Now, the problem with myths arises when we feel obliged to believe in their historical truth before we can believe in the lesson that is being taught. Someone in this position is generally at a lower level of spiritual maturity, because his faith will be lost whenever Nrisingha does not come roaring out of the pillar to physically, dramatically, and ferociously destroy evil and protect his devotee from it. Because such a devotee believes literally, he expects it to manifest literally.

Meaning and myth

Viktor Frankl, the author of Man in Search of Meaning, died in Vienna yesterday at 92 years of age. He lived in an age when the philosophy of the absurd was particularly alive. He himself was a survivor of four years in Auschwitz and other Nazi concentration camps and had a lot of insight into what keeps people alive in the most trying of circumstances. Basically, he said that it is meaning. Without meaning, there is no point in living. That is Thanatos, tamo-guna. This is generally where we were before Srila Prabhupada gave meaning to our lives. This is why I continue to pay my heartfelt obeisances to his lotus feet.

Troubles arise when our myths cease to have meaning. When the myths of America and Christianity ceased to resonate with us, we were, knowingly or unknowingly, on the search for a new myth, a new story that would give meaning to our lives. But most myths have a "sell-by" date. They need to be refreshed by new insights and religious experiences that lead to a new level of maturity. St. Paul said to "put away the things of a child." And, quite frankly, many myths are childish in the sense that when their purpose is served, they can be put aside only to be told to the next generation of children for their use. Here it is no accident that Prahlad is a child.

Once we have internalized the dimension of śaraṇāgati that is "seeing the Lord as one's protector," we can dispense with any literal sense of the myth, retaining perhaps some affection for that form of the Lord, the affection a parent has for Santa Claus, for instance, when having children of that age.

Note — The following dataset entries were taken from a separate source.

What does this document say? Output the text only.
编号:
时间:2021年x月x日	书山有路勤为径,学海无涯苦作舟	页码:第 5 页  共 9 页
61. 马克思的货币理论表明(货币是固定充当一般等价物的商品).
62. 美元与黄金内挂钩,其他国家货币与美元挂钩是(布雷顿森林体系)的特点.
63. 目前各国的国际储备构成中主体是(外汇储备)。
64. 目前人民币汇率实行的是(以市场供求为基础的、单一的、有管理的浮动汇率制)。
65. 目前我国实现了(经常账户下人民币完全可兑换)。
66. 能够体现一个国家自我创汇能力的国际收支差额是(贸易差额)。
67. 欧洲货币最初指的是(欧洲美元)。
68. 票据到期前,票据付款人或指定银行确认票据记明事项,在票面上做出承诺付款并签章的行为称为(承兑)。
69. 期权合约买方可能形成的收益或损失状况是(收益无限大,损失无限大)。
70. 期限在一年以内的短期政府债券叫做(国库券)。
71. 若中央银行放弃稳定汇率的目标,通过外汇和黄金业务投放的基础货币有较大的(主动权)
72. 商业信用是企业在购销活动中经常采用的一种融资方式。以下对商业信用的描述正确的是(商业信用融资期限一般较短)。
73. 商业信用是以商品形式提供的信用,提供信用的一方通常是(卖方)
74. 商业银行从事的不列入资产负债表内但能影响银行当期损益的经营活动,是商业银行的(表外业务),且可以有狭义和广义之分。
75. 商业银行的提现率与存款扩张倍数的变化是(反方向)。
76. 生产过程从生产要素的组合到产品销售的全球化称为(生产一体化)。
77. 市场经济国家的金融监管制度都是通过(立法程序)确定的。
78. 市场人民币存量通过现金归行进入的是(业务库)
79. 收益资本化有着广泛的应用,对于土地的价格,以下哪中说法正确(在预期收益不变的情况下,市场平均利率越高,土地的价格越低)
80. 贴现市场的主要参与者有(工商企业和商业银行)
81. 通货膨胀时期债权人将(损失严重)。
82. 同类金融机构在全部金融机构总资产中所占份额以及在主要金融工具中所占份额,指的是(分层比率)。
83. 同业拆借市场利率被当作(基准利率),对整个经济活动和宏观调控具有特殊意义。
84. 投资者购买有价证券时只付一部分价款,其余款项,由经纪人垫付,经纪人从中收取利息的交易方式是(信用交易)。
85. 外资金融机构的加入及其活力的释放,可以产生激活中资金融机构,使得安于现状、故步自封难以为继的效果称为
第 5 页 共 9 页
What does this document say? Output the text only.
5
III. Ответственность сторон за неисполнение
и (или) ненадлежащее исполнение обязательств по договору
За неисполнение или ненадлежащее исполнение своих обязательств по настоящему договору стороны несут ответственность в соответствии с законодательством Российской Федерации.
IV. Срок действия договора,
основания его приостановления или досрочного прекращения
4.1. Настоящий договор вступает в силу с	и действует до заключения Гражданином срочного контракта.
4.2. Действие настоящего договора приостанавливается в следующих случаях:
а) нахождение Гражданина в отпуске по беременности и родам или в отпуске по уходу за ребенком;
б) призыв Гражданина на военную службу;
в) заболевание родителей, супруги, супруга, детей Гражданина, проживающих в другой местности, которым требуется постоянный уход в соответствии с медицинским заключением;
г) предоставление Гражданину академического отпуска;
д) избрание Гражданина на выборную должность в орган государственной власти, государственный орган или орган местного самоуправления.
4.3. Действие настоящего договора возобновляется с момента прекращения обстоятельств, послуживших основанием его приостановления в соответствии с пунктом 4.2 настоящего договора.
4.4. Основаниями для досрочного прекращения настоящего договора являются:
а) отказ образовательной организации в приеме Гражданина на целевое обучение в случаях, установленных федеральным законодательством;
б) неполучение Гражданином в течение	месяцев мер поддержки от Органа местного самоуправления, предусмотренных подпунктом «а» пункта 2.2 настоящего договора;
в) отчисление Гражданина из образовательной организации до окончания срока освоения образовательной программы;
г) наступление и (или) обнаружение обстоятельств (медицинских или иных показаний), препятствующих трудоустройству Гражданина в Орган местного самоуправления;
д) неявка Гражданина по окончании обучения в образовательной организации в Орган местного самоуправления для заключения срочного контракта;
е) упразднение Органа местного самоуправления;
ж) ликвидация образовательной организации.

It is quite likely that those who were new devotees in 1980 took some comfort from the Prahlad story to see them through there dramatic decision to become Hare Krishnas in a pretty hostile environment, but it is just as likely that they are less concerned with it today. We might say they have grown out of it. This is why I say that it is a naimittika myth, one that serves a specific purpose. The highest and most central myths in a tradition are nitya. Although some devotees seem to be a little confused about which myth that is, it is clearly the cycle of myths surrounding Radha and Krishna, and I would even go so far as to say that it is the Gita-govinda, but we have discussed that elsewhere, so I won't talk about it here.

Again, the problem arises when our belief in the content of a myth is dependent on its historical veracity. Certainly, for most people the content of the Prahlada myth does not depend on our belief in its truth as a historical fact; the inability to distinguish myth from fact is a characteristic of the child. So the first position, separating the content of a myth from its historicity is an important step in rationalization (I here use the term in its primary and not its psychological sense.).

Nevertheless, Nrishingha Deva can still be seen as a real entity, not just as a symbol of God's protection for his devotee. In other words, the scriptural truth is that if Nrishingha is the form of God that attracts you and to which you are devoted, then God will indeed manifest in that form for you, internally, and even externally. Your devotion will make him real. That is the power of myth, and that is how bhakti works.

In the infinity of possibilities that are open to the Supreme Truth, there can be no separation of symbol from reality. But symbols should also be scaled according to their meaningfulness, for which William James' "The Will to Believe" is a very helpful starting point.